SUPREME COURT OF PENNSYLVANIA 2004
1. Commonwealth of PA v. Stephen Rex Edmiston, 851 A.2d 883 (June 22, 2004)
The Supreme Court of Pennsylvania in this case reaffirms the holding of United States Supreme Court determined in Pennsylvania v. Ritchie, 480 U.S. 39, 107 S.Ct. 989, 94 l.ed. 2d 40 (1987) A Defendant seeking inspection of children & youth records is entitled only to an in camera inspection by the trial court. The Pennsylvania Supreme Court affirmed Ritchie in holding that criminal defendants/perpetrator have no right to conduct a fishing expedition for possible exculpatory evidence contained in children & youth records. Neither a defendant nor defendants counsel have a constitutional right to be present for the in camera inspection.
2. Commonwealth of PA v. Gerald John Delbridge, 771 A.2d 1 (Pa. Super. Ct. 2001) (October 21, 2004)
This is a seminal 2003 case where the Supreme Court set aside the trial court's conviction of the defendant pending a new competency hearing of the subject minor child (victim child). See Commonwealth v. Delbridge, 855 A.2d 27 (Pa. 2003) The within opinion by the Supreme Court was the resulting appeal from that competency hearing. The Supreme Court held that the victim child was competent to testify and had not been so tainted by the suggestive interviewing process to declare the child unavailable. The trial court held that the appellant failed to meet his burden of proving that the children were tainted by clear and convincing evidence.
Interestingly, the court further held that there was no necessity to admit expert testimony on the question of taint and further that the expert testimony proffered by the defendant did not satisfy the requirements for admissibility.

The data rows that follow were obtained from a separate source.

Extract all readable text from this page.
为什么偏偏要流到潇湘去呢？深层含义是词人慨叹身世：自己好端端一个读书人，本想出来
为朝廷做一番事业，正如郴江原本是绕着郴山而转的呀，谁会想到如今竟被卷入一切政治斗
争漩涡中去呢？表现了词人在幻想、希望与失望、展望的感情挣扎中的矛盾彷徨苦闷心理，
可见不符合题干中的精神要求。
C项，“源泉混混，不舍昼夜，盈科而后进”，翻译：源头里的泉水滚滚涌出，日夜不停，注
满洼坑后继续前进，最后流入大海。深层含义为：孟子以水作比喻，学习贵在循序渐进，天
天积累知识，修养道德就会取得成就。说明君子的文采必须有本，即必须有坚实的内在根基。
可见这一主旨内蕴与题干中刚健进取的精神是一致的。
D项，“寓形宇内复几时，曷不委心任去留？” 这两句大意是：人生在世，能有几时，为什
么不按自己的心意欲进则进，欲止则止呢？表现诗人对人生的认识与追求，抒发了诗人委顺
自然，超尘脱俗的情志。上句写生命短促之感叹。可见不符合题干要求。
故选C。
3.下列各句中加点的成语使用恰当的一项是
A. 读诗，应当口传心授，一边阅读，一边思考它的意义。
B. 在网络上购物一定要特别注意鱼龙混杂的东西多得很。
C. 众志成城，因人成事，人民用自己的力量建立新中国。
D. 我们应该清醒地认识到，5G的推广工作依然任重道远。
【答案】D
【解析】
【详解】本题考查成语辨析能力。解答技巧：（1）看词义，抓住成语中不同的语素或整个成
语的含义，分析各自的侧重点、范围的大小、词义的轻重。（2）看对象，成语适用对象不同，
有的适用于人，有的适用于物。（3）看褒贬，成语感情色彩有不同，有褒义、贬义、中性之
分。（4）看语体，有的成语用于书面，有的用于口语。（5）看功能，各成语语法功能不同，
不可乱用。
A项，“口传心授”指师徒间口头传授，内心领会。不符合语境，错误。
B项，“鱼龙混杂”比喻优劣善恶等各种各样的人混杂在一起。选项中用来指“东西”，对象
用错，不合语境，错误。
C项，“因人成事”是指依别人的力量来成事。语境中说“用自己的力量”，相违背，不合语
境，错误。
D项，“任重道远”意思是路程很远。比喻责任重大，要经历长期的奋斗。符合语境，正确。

Most noteworthy in the Supreme Court's opinion is the trial courts initial opinion that the concept of taint was not generally accepted in the psychology community and therefore is not admissible under the frye test. The Supreme Court specifically noted that "we do not note that whether expert testimony is admissible without meeting the requirements of frye is an open question as frye only applies in novel science, it is unclear . . . . .annulled at this time rendering an opinion whether psychological expertise on taint, and the impact of taint on competency, is a type of evidence that falls within the prevue of frye.
1. PA v. Ritchie, 480 U.S. 39, 1.075 Ct 989 (1987).
2. Pennsylvania 2004 Legislative Service, Amendments to 23 Pa.C.S.A § 6344
3. SENATE BILL No. 137 Session of 2003
4. In the matter of Victoria R. Judgette W., Family Court of New York
The Judge in this case held that because every child born deserves a
mother and father or at the very least a mother or a father, this Court is once again taking the unusual step of ordering the biological mother to conceive no more children until she reclaims her children from foster care and other caretakers, or until the jurisdiction of this Court over her expires. Although this court did not take the extreme steps of ordering chemical castration, etc. it did file the New York's highest court seminal custody case, Bennet v. Jefferies holding that a parent has a right to rear its child and a child has a right to be reared by its parent (40 NY 2d. 543.) The Judge in this case held that in light of the common sense reason of Bennet, the court held that a parent has the responsibility to rear his or her children, but not an unlimited right to bear children irresponsibly. In this case the mother had been neglecting her 5 children since the year 2000. Parental rights had been terminated regarding 2 of those children in 2003. The subject minor child in this case, Victoria R. was born in the spring of 2000, and a petition for dependency was filed 4 days after her birth, due to the positive toxicology screen for cocaine. The court held that instead a mother-daughter relationship beginning at birth, it nearly ceased at birth. The very important relationship needs to be put in place instead of having permanently it will be through the support of efforts of the agents of the department to get the respondent clean and sober, and engaged with her child beginning with supervised visitation. "This responsibility of parenting Victoria falls on society because respondent has left it to us."